West Seattle's Lou Magor (seen at far left behind the spotlight beams) joined Heart, and Pat Wright and the Total Experience Gospel Choir on stage at Bumbershoot on Aug. 31. They performed the Led Zeppelin classic 'Stairway to Heaven' as the finale to the concert. They were joined on stage by Jason Bonham and Tony Catania of Jason Bonham's Led Zeppelin Experience.
West Seattle's Lou Magor joined Heart and Bonham on stage in a triumphant finale to Bumbershoot concert
Performing with Pat Wright and Total Experience Gospel Choir the music was amazing
In a overwhelmingly powerful display of talent and mastery of their own back catalog of hit songs, Heart carried the torch for Led Zeppelin lit earlier in the evening by none other than Jason Bonham, son of the late drummer for the classic rock band, John Bonham on Aug 31 at Seattle's Bumbershoot festival.
West Seattle's own Lou Magor, owner and impressario at Kenyon Hall on 35th SW joined Heart and Bonham on stage for the final song, Stairway to Heaven.
Earlier in the day Magor, providing keyboards, performed with the Total Experience Gospel Choir led by Pat Wright, on the Starbucks stage.
Magor's appearance with Heart capped an extraordinary night that began with Bonham and his band providing the "Led Zeppelin Experience." They performed amazingly accurate versions of some of Led Zeppelin's best songs, dipping into a couple of lesser known songs during the set including "Nobody's Fault But Mine" from the Presence album.
Then Heart took the stage after an intermission and rocked the crowd with over an hour of their own hits from "Barracuda" to" Dog and Butterfly".
For "Crazy on You" Pearl Jam's Mike McCready joined them on stage. Heart's love of and homage to Led Zeppelin is well known throughout their four decade career but on this evening it couldn't have been more evident.
After leaving to thunderous applause Heart returned and performed an almost complete second show but this time doing all Led Zeppelin songs from Immigrant Song to Kashmir. The crowd responded not with lit cellphones held high during the slower songs but in an almost time warped experience, many held up lighters just as people did in the 1970's.

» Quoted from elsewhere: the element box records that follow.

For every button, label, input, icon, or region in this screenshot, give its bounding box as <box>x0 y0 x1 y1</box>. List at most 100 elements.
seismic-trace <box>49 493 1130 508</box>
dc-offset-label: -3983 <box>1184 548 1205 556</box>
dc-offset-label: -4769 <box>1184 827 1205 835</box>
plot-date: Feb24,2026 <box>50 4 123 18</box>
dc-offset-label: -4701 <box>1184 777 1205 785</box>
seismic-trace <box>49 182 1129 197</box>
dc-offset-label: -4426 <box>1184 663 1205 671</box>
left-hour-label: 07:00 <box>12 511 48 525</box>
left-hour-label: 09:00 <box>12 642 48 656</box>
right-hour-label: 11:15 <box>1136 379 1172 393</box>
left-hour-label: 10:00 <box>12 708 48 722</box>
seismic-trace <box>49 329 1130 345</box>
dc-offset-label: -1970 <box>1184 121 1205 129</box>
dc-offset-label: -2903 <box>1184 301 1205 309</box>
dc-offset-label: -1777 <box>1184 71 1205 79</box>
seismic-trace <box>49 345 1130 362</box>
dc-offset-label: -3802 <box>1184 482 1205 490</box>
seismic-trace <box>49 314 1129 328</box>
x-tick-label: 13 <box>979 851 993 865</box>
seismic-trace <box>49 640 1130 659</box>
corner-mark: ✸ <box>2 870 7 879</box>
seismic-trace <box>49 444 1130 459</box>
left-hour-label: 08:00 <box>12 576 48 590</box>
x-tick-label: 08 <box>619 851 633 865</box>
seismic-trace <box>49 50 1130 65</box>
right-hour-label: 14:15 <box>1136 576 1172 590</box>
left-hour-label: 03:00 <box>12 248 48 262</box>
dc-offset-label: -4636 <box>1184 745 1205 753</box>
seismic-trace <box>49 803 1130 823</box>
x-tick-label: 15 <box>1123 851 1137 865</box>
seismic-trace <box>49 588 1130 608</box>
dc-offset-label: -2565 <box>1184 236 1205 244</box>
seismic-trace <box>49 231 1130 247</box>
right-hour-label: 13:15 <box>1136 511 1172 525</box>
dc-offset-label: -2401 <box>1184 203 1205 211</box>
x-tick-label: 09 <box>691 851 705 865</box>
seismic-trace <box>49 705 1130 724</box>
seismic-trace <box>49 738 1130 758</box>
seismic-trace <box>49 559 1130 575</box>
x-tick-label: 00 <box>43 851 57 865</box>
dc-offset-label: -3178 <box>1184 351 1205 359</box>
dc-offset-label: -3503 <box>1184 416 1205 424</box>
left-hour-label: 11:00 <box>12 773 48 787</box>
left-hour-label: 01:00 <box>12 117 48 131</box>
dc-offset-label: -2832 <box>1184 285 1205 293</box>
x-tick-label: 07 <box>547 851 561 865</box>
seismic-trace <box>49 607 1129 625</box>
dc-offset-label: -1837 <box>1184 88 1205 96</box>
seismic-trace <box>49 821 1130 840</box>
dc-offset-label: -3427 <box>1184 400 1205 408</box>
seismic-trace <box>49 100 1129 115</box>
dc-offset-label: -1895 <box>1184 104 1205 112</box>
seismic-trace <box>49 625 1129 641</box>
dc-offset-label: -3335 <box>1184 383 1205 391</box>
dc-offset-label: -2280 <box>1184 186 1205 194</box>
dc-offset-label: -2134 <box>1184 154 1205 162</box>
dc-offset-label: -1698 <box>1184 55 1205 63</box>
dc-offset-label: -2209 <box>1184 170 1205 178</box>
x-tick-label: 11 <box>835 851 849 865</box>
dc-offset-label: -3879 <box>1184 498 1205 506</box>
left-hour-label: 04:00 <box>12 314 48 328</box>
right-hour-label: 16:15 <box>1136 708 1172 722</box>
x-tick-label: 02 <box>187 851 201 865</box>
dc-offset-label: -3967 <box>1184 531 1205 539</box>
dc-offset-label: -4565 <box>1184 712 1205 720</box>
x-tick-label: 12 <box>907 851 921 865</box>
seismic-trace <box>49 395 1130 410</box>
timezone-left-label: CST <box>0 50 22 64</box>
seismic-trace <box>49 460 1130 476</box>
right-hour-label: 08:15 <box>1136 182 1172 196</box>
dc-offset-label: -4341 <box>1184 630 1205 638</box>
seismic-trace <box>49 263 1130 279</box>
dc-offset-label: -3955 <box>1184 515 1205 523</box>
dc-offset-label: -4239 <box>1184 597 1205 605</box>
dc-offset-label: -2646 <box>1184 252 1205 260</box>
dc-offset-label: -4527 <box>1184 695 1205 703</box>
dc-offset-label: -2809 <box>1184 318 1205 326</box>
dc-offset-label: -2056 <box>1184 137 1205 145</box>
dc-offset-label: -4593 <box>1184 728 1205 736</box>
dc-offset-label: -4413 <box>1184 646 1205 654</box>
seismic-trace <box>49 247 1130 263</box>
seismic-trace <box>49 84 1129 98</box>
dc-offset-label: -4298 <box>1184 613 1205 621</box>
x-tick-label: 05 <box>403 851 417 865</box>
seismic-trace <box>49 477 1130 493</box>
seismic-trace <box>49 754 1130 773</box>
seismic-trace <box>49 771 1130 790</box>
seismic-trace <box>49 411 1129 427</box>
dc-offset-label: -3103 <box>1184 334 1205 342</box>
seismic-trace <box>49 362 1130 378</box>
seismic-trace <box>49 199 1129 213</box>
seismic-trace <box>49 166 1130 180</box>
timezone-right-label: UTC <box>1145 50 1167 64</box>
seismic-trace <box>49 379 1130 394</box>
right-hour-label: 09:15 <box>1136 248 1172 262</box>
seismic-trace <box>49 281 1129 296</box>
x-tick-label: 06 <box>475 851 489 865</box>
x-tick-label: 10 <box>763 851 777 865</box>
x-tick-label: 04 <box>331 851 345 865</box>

Heart's clarity of performance was unmistakable and their mastery of the arrangements built by Jimmy Page and Robert Plant originally was stunning.
Both Jason Bonham and Bonham's guitarist Tony Catania also joined Heart for the finale - Bonham was a thunderstorm on drums, then Catania's brilliant guitar work, some on double neck, layered perfectly his with Nancy Wilson's own. Heart's drummer, Ben Smith for the first time on the tour, joined Bonham on stage for an earthquaking version of "Kashmir".

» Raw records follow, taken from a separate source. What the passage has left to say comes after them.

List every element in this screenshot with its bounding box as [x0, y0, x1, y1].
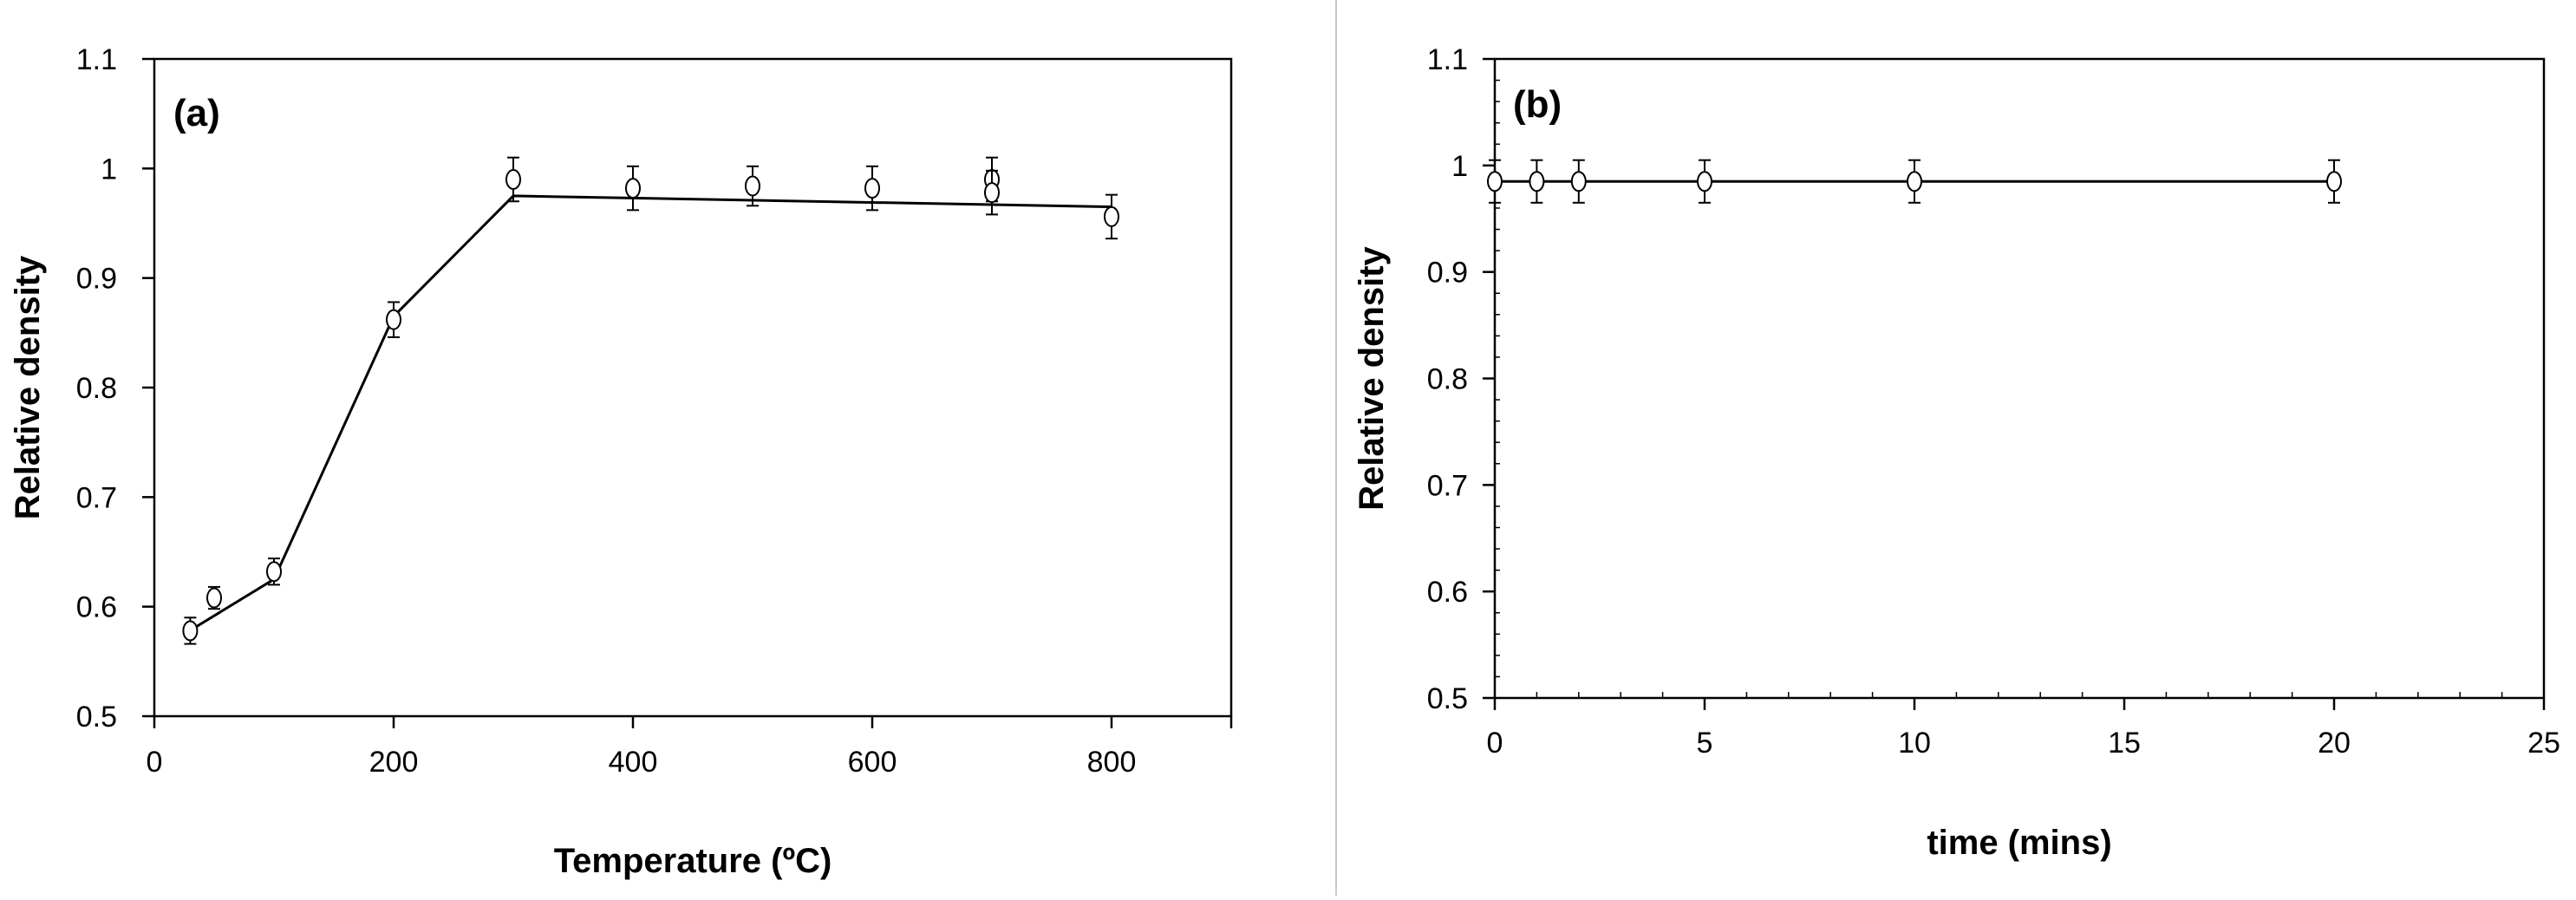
trend-line	[183, 194, 1112, 636]
data-point	[625, 178, 641, 199]
y-tick-label: 1.1	[76, 43, 117, 76]
data-point	[1529, 171, 1545, 192]
y-tick-label: 0.9	[76, 263, 117, 296]
data-point	[266, 561, 282, 583]
x-axis-title: Temperature (ºC)	[554, 842, 832, 880]
x-tick-label: 600	[848, 746, 897, 779]
plot-frame	[1493, 57, 2546, 700]
x-tick-label: 400	[609, 746, 658, 779]
y-axis-title: Relative density	[1353, 245, 1391, 510]
x-tick-label: 25	[2527, 727, 2560, 760]
x-tick-label: 15	[2108, 727, 2141, 760]
x-tick-label: 200	[369, 746, 419, 779]
data-point	[864, 178, 880, 199]
y-tick-label: 1.1	[1427, 43, 1468, 76]
data-point	[505, 168, 521, 190]
x-tick-label: 5	[1697, 727, 1713, 760]
chart-panel-b: 0.5 0.6 0.7 0.8 0.9 1 1.1 0 5 10 15 20 25 time (mins)…	[1353, 43, 2560, 862]
panel-divider	[1335, 0, 1337, 896]
y-tick-label: 0.6	[76, 591, 117, 624]
x-tick-label: 10	[1898, 727, 1931, 760]
data-point	[745, 175, 760, 197]
x-tick-label: 20	[2318, 727, 2351, 760]
y-tick-label: 0.5	[76, 701, 117, 734]
data-point	[984, 182, 1000, 204]
plot-frame	[153, 57, 1233, 718]
data-point	[206, 587, 222, 609]
y-tick-label: 0.6	[1427, 576, 1468, 609]
data-point	[386, 309, 401, 330]
y-tick-label: 0.9	[1427, 257, 1468, 290]
y-tick-label: 0.7	[76, 481, 117, 514]
data-point	[1104, 205, 1119, 227]
y-tick-label: 0.7	[1427, 469, 1468, 502]
x-tick-label: 0	[147, 746, 163, 779]
y-axis-title: Relative density	[9, 255, 47, 519]
panel-label: (a)	[173, 92, 220, 134]
panel-label: (b)	[1513, 83, 1562, 126]
y-tick-label: 0.8	[1427, 363, 1468, 396]
x-axis-title: time (mins)	[1927, 824, 2111, 862]
y-tick-label: 0.8	[76, 372, 117, 405]
x-tick-label: 800	[1087, 746, 1137, 779]
x-tick-label: 0	[1487, 727, 1503, 760]
y-tick-label: 1	[101, 153, 117, 186]
data-point	[1487, 171, 1503, 192]
chart-panel-a: 0.5 0.6 0.7 0.8 0.9 1 1.1 0 200 400 600 800 Temperat…	[9, 43, 1233, 880]
data-point	[2326, 171, 2342, 192]
y-tick-label: 0.5	[1427, 682, 1468, 715]
data-point	[1570, 171, 1587, 192]
data-point	[1907, 171, 1922, 192]
data-point	[182, 620, 199, 642]
y-tick-label: 1	[1451, 150, 1468, 183]
data-point	[1697, 171, 1712, 192]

There is simply no denying the enduring quality of the Led Zeppelin song writing craft. The themes, the sheer power, the arrangements, are so staggeringly good that they will endure for generations to come. At the show there was a boy, probably 10 years old in front of me with his parents. I've BEEN to Led Zeppelin concerts. I said to my wife, " This is just like a Led Zeppelin concert!"
That boy... he turned and gave me the most serious look and mouthed the words..."I KNOW!"... It was both hilarious and spot on. I really thought I'd never hear that music live again, presented so perfectly. I was wrong. Jason and his band honor not only the original band but the amazing legacy of the catalog. To know that kids are aware of the music, love it and GET it... that's something.
The finale was nothing short of transcendent. Magor who has been touring with Pat Wright and Heart this summer led the Total Experience Gospel Choir in a recreation of the performance of the song Heart did with Bonham during the Kennedy Center Honors of Led Zeppelin last year. The choir rehearsed their part at Kenyon Hall for this event. Magor and Wright went ahead of Heart on tour to recruit and rehearse choir members in each city, often singing parts themselves to round out the sound.
The choir, the band, their voices blending toward the dynamic crescendo had the entire Key Arena crowd on its feet, singing along with what has been called the greatest rock song ever written. Ann Wilson's powerful voice sailed atop the crushing drums, booming bass, and searing guitar as the choir punctuated and expanded the sound, moving with the music.
The crowd was surging, and singing along, bursting into massive applause and cheers, then Wilson sang the final phrase, and the crowd joined in, " And she's buying a stairway to heaven."